A lesbian couple is suing the Trump administration and the state of South Carolina after the U.S. Department of Health and Human Services allowed foster care and child placement agencies to discriminate against prospective parents.
Lambda Legal, the American Civil Liberties Union, the ACLU of South Carolina, and the South Carolina Equality Coalition have filed a lawsuit on behalf of Eden Rogers and Brandy Welch, who claim they were discriminated against when their application to become foster parents was rejected by Miracle Hill Ministries of Greenville, S.C.
Miracle Hill has been in the news in recent months after the Trump administration granted a waiver to South Carolina allowing foster care agencies to cite their religious beliefs as justification for turning away potential foster or adoptive parents who are not evangelical Protestant Christian or same-sex couples of any faith.
In order to foster children, Miracle Hill requires prospective parents to sign a “doctrinal statement” stating that “God’s design for marriage is the legal joining of one man and one woman in a life-long covenant relationship.”
Welch, an accountant and cost engineer, and Rogers, an educator, are currently raising two daughters, ages 7 and 10, and want to open their home to foster children because of Rogers’ past family experiences.
“After family challenges, I helped raise my siblings. I know firsthand the fear and stress that children feel when they are forced to leave their homes,” Eden said in a statement. “As a mother and an educator, I want to make sure children in foster care have a safe, supportive, and loving home when they need one.”
The women, who are also members of the Unitarian Universalist Church, submitted an application indicating their desire to “provide and safe and loving environment” for children.
But Miracle Hill rejected the application, saying they felt “a religious obligation to partner with foster parents who share our beliefs and who are active in a Christian church” and that Miracle Hill would not be a good partner for in helping them find children to be placed in their home.
Welch and Rogers subsequently sued HHS and South Carolina, alleging discrimination. The lawsuit, filed in U.S. District Court for the District of South Carolina, claims that the waiver violates the Establishment, Equal Protection, and Due Process Clauses of the U.S. Constitution by authorizing Miracle Hill and other foster care agencies in the state to use religious criteria to screen out prospective parents because of their faith or sexual orientation.
“We work hard to raise our own two girls in a loving and stable home. Faith is a part of our family life, so it is hurtful and insulting to us that Miracle Hill’s religious view of what a family must look like deprives foster children of a nurturing, supportive home,” Welch said in a statement.

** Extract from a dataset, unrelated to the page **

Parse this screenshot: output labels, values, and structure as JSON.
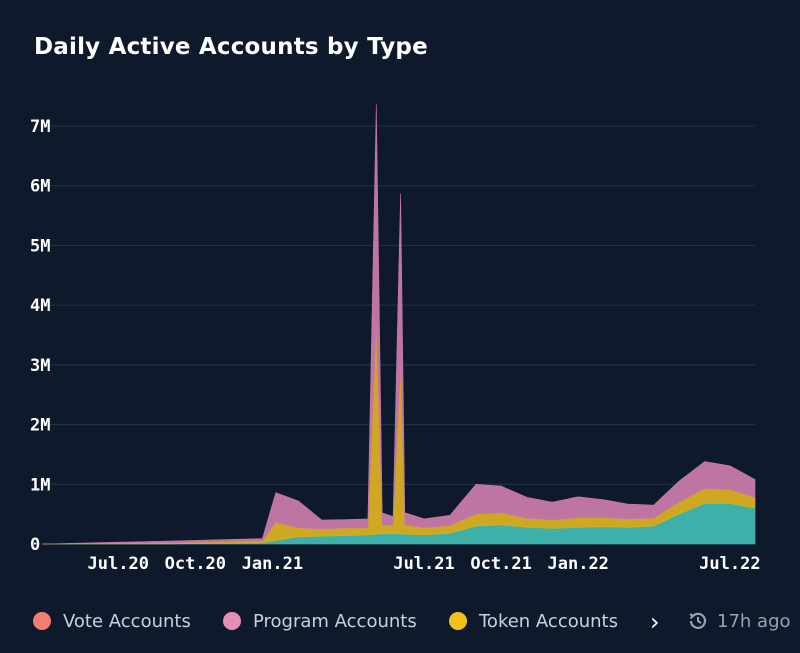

“Trump’s HHS and South Carolina should not be permitting foster care agencies that receive taxpayer money to care for wards of the State to disqualify potential foster parents because they don’t conform to a religious litmus test,” Currey Cook, counsel and director of Lambda Legal’s Youth in Out-of-Home Care Project, said in a statement. “Agencies have no right to exclude families because of their faith or sexual orientation…. By allowing Miracle Hill to discriminate against this couple, the government is not only favoring certain religious beliefs over others, but is also placing those beliefs above what is in the best interest of children in foster care.”
The ACLU of South Carolina reiterated its opposition to the waiver in a statement, objecting to the fact that Miracle Hill and agencies with similar beliefs are allowed to receive taxpayer money while discriminating against prospective parents.
“The state of South Carolina and the Trump Administration have turned their backs on the children of South Carolina who are in foster care,” said Susan Dunn, the legal director of the ACLU of South Carolina. “The 4,600 children in state care — many of whom live in group homes, are separated from siblings, or age out of foster care without ever becoming part of a family — need every qualified family that is willing to open their heart and home to a child. … Prospective foster and adoptive parents should be judged only on their capacity to provide love and support to a child.”
“There is simply no place for discrimination in our state’s foster care system,” Jeff Ayers, the executive director of South Carolina Equality, said in a statement. “South Carolina’s vulnerable children need loving families ready to give them loving homes. LGBTQ individuals and same-sex couples across South Carolina are those families, ready and able to provide those homes, and they should never be turned away just because they do not meet a foster care agency’s religious standards.”
Leslie Cooper, the deputy director of the ACLU’s LGBT & HIV Project, warned in a post on the ACLU’s website that the waiver allowing agencies to discriminate runs counter to the best interests of children in the foster care system.
“Giving states like South Carolina the green light to allow discrimination in the public child welfare system only adds to the shortage of families willing to foster or adopt a child in state custody,” Cooper wrote. “Families who are rejected by an agency because of their faith or sexual orientation may not have other options in their area. Even if they do, the sting and humiliation of discrimination may deter some from approaching other agencies to possibly face more discrimination.
“When families are deterred from fostering, this means that more children will be placed in group homes, separated from siblings, and age out of foster care without ever being adopted,” Cooper added. “Simply put, HHS and South Carolina have turned child welfare practice on its head by putting the interests of taxpayer-funded agencies above the interests of the children in their care.”